Six top banks fined $6bn for forex manipulation in US, UK

Published May 21, 2015
NEW YORK: A view of the exterior of JP Morgan Chase & Co. headquarters in the Manhattan borough on Wednesday.—Reuters
NEW YORK: A view of the exterior of JP Morgan Chase & Co. headquarters in the Manhattan borough on Wednesday.—Reuters

NEW YORK: US and British regulators fined six major global banks a total of nearly $6 billion between them Wednesday for rigging the foreign exchange market and Libor interest rates.

They said forex traders from the banks had met in an online chatroom brazenly named “the Cartel” to set rates that cheated customers while adding to their own profits in the massive global currencies market.

In the far-flung settlement, Barclays Bank, JPMorgan Chase, Citicorp and the Royal Bank of Scotland all pleaded guilty to US Justice Department charges of conspiring to manipulate the massive currency market.

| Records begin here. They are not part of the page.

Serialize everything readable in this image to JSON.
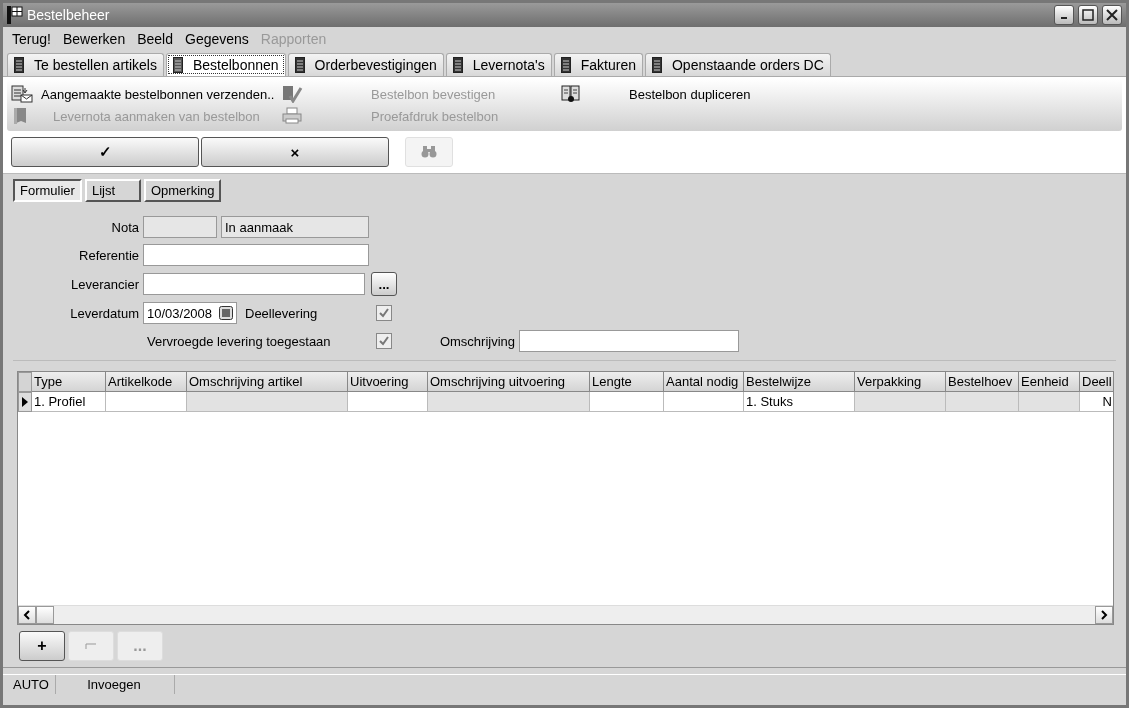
{
  "window": {
    "title": "Bestelbeheer"
  },
  "menu": [
    {
      "label": "Terug!",
      "disabled": false
    },
    {
      "label": "Bewerken",
      "disabled": false
    },
    {
      "label": "Beeld",
      "disabled": false
    },
    {
      "label": "Gegevens",
      "disabled": false
    },
    {
      "label": "Rapporten",
      "disabled": true
    }
  ],
  "tabs": [
    {
      "label": "Te bestellen artikels",
      "selected": false
    },
    {
      "label": "Bestelbonnen",
      "selected": true
    },
    {
      "label": "Orderbevestigingen",
      "selected": false
    },
    {
      "label": "Levernota's",
      "selected": false
    },
    {
      "label": "Fakturen",
      "selected": false
    },
    {
      "label": "Openstaande orders DC",
      "selected": false
    }
  ],
  "actions": [
    {
      "label": "Aangemaakte bestelbonnen verzenden..",
      "disabled": false
    },
    {
      "label": "Bestelbon bevestigen",
      "disabled": true
    },
    {
      "label": "Bestelbon dupliceren",
      "disabled": false
    },
    {
      "label": "Levernota aanmaken van bestelbon",
      "disabled": true
    },
    {
      "label": "Proefafdruk bestelbon",
      "disabled": true
    }
  ],
  "toolbar": {
    "confirm": "✓",
    "cancel": "×",
    "find_disabled": true
  },
  "subtabs": [
    {
      "label": "Formulier",
      "selected": true
    },
    {
      "label": "Lijst",
      "selected": false
    },
    {
      "label": "Opmerking",
      "selected": false
    }
  ],
  "form": {
    "nota": {
      "label": "Nota",
      "status": "In aanmaak"
    },
    "referentie": {
      "label": "Referentie"
    },
    "leverancier": {
      "label": "Leverancier",
      "browse": "..."
    },
    "leverdatum": {
      "label": "Leverdatum",
      "value": "10/03/2008"
    },
    "deellevering": {
      "label": "Deellevering",
      "checked": true
    },
    "vervroegd": {
      "label": "Vervroegde levering toegestaan",
      "checked": true
    },
    "omschrijving": {
      "label": "Omschrijving"
    }
  },
  "grid": {
    "columns": [
      "Type",
      "Artikelkode",
      "Omschrijving artikel",
      "Uitvoering",
      "Omschrijving uitvoering",
      "Lengte",
      "Aantal nodig",
      "Bestelwijze",
      "Verpakking",
      "Bestelhoev",
      "Eenheid",
      "Deell"
    ],
    "rows": [
      {
        "current": true,
        "cells": [
          {
            "text": "1. Profiel",
            "readonly": false
          },
          {
            "text": "",
            "readonly": false
          },
          {
            "text": "",
            "readonly": true
          },
          {
            "text": "",
            "readonly": false
          },
          {
            "text": "",
            "readonly": true
          },
          {
            "text": "",
            "readonly": false
          },
          {
            "text": "",
            "readonly": false
          },
          {
            "text": "1. Stuks",
            "readonly": false
          },
          {
            "text": "",
            "readonly": true
          },
          {
            "text": "",
            "readonly": true
          },
          {
            "text": "",
            "readonly": true
          },
          {
            "text": "N",
            "readonly": false
          }
        ]
      }
    ]
  },
  "row_buttons": [
    {
      "kind": "add",
      "label": "+",
      "disabled": false
    },
    {
      "kind": "icon",
      "disabled": true
    },
    {
      "kind": "more",
      "label": "...",
      "disabled": true
    }
  ],
  "status_bar": [
    "AUTO",
    "Invoegen"
  ]
}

Switzerland’s UBS meanwhile pleaded guilty to violating a prior settlement of charges for rigging the Libor interest rate.

And Bank of America was included with the other five in fines levied by the US Federal Reserve in the forex rigging case.

“They acted as partners — rather than competitors — in an effort to push the exchange rate in directions favourable to their banks but detrimental to many others,” said US Attorney General Loretta Lynch.

“And their actions inflated the banks’ profits while harming countless consumers, investors and institutions around the globe.”

‘THE CARTEL’: In Wednesday’s settlement, the Department of Justice meted out its largest set of antitrust fines ever, assessing $2.5bn against Barclays, JPMorgan, Citicorp and RBS in the forex case.

Those four, plus UBS and Bank of America, will also pay more than $1.8bn to the US Federal Reserve over “unsafe and unsound practices” in forex markets.

Barclays, which did not take part in a previous settlement last November with various agencies, was additionally fined more than $1.3bn by Britain’s Financial Conduct Authority, the New York State Department of Financial Services, and the US Commodity Futures Trading Commission.

Combined with a $203bn Justice Department fine for UBS in the Libor case, and other penalties, the total assessed Wednesday was almost $6bn.

Regulators described a bold scheme by financial heavyweights to orchestrate trades in the $5.3-trillion-per-day global foreign exchange market.

BARCLAYS FINED $2.4BN: The size of penalties on individual banks ranged from the hundreds of millions of dollars to $2.4bn for British bank Barclays, depending on a bank’s involvement in the scheme.

The Barclays sum was high because it had not participated in the November settlement between several banks and the FCA, DFS and CFTC.

Citigroup, which had the second largest total fine of $1.3bn, called the scandal “an embarrassment to our firm, and stands in stark contrast to Citi’s values.”